Os perigos da falta e do excesso de assunto

Sofro de uma patologia que acomete 90% da população: quando me sento num banco de praça, num banco de ônibus ou, raramente, num de avião, tenho medo de encontrar pessoas que conheço pouco ou quase nada.

São, curiosamente, os chamados “conhecidos”, mas que de fato não conhecemos, a não ser, eventualmente, o nome e o local onde supomos tê-los visto pela única ou última vez.

Confesso preferir topar com pessoas “totalmente” desconhecidas ou, ao contrário, as mais chegadas, pelo interesse em páginas em branco ou por saber um pouco sobre a vida e alguns gostos do vizinho ocasional.

Quando o encontro com o “conhecido” acontece numa fila de banco ou numa rua, tudo bem: é somente um oi ou alguns minutos de falta de assunto. Mas falta de assunto por longos minutos ou por horas é algo constrangedor.

O problema é que, nesses casos, temos que ser superficiais ao extremo, pois, se perguntamos pelo marido ou pela esposa, a figura já pode estar com outra figura e a pronúncia do nome do(a) ex pode lhe talhar o sangue. Se perguntamos como está D. Maria, ela pode ter morrido, coincidentemente, há poucos dias e reaquecermos o luto. Se perguntamos como anda o modesto bairro em que supúnhamos morar o interlocutor, podemos ter como resposta:

– Você deve estar variando. Eu nunca morei lá.

Aí, ou você se enganou, pensando conhecer a pessoa, ou sua memória está confundindo Milionários (onde ficam os pobres) com Funcionários (onde ficam os ricos). E o projeto de conversa foi pelo ralo.

O pior é que ainda não descobriram uma maneira de tentar fazer um papo decolar sem perguntas. Pode ser, no entanto, que eu tente algo mais ou menos assim:

– Olá, eu sou Pedro, tenho certeza de que se lembra de mim. Estou bem; e você, pelo visto, está muito bem!

Esse jeito inovador, no entanto, gasta até ponto e vírgula, exclamação e, dependendo da entonação desse “muito bem”, pode soar como uma cantada. Mesmo que, a rigor, não soe, vai entender o que a pessoa quer ouvir...

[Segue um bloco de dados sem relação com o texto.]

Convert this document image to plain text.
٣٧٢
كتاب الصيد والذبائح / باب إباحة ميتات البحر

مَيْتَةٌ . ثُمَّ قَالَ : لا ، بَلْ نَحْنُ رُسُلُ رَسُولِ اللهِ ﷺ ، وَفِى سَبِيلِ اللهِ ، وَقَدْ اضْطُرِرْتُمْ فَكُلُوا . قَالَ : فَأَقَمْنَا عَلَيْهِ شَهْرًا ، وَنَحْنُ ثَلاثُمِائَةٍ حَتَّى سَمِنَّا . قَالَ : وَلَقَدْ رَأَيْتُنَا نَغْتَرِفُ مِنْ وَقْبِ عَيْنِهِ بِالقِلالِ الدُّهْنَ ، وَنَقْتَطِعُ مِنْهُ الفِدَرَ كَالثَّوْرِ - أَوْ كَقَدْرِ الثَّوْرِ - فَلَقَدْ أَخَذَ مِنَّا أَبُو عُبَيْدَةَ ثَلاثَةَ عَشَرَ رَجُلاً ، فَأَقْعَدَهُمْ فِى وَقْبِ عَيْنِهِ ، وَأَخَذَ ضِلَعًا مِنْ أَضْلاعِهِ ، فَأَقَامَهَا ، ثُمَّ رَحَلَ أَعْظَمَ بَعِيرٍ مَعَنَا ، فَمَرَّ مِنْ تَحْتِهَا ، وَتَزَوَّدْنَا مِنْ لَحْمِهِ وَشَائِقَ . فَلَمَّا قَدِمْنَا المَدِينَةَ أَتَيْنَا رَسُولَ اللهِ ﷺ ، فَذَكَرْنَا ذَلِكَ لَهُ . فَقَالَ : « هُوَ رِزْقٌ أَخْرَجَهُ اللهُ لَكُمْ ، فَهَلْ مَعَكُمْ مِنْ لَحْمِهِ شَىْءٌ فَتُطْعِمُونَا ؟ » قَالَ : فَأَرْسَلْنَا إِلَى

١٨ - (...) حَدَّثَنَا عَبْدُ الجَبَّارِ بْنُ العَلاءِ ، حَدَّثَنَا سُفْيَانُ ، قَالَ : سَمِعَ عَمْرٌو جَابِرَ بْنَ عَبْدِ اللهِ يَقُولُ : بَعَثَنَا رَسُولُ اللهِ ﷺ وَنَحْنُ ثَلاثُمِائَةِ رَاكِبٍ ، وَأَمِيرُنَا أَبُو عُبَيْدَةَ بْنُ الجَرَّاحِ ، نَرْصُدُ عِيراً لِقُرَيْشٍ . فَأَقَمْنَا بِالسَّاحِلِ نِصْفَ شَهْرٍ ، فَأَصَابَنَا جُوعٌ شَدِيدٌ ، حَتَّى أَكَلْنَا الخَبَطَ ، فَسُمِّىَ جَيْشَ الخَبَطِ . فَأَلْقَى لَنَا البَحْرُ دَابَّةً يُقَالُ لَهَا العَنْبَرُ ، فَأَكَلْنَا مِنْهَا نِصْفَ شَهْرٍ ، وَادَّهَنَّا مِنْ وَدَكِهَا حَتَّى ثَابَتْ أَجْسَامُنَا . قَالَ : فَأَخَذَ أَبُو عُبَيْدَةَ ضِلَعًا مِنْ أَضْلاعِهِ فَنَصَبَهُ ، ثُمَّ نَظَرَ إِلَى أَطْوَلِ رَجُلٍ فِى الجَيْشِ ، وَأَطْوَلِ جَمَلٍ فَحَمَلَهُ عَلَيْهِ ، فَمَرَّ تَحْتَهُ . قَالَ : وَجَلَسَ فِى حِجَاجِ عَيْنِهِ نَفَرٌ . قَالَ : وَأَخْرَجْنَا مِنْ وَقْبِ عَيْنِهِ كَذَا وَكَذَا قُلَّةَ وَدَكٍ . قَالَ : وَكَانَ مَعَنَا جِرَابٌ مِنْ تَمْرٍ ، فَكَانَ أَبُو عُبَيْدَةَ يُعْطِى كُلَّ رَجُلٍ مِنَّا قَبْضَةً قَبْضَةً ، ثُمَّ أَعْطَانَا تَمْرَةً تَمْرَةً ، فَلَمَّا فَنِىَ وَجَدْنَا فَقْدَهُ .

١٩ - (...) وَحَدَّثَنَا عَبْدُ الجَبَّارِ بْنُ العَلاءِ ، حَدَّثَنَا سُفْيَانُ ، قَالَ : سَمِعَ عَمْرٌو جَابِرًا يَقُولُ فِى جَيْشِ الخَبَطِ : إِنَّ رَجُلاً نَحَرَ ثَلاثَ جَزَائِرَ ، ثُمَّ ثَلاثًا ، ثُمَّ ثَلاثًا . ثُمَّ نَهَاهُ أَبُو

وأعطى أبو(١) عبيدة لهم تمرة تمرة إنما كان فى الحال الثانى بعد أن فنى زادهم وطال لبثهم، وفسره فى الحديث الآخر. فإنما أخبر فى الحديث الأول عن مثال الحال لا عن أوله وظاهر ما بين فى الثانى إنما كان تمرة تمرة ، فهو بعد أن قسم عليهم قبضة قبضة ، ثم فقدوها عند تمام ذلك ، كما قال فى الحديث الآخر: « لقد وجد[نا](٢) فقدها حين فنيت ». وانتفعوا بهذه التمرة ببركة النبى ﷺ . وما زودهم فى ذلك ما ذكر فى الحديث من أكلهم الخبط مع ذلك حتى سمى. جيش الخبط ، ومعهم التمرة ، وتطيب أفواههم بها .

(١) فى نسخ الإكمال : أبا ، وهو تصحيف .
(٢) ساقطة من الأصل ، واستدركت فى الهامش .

Por isso o bom mesmo pode ser encontrar um amigo de agora ou de antigamente e ir logo lascando, com a maior liberdade:

– E essa pança aí, véi? Você não tinha...

– Você também não tinha essas varizes... E ainda tem coragem de andar de bermuda?

– Cara, mas a saúde tá até boa. Fora a pressão alta, a glicose um pouquinho acima e uns probleminhas na coluna, meu check-up ficou ótimo.

– Também você não joga mais bola, não é?

– É claro que não. Tanto é que o Dunga quase me convocou para a África...

– O que faz aqui na fila do geriatra, com menos de cinquenta?

– Tô esperando minha mulher.

– Pô! Casou de novo? A primeira era uma gatinha.

– Ainda é. Está com trinta e cinco e veio acompanhar a mãe, que tem sessenta e cinco. Por sinal, minha sogra é muito conservada, vaidosa e atraente. Nem parece velha...

A sexagenária, que saía da sala e ouviu o final da conversa, dispara:

– Tá me chamando de velha, seu safado?

– Safado não, mamãe! Respeito com o Ricardo!

– Você não sabe o que ele anda fazendo...

– D. Florinda, eu não fiz nada! A senhora se insinuou para mim. E só rolaram uns beijinhos...

– Isso porque a Mariana chegou da academia na hora H.

E eu, inocentemente, pensava que conhecia bem o Ricardão, sem saber dessa versão perigosa, a atacar até gente da família, inclusive a insuspeita e ajeitada D. Florinda.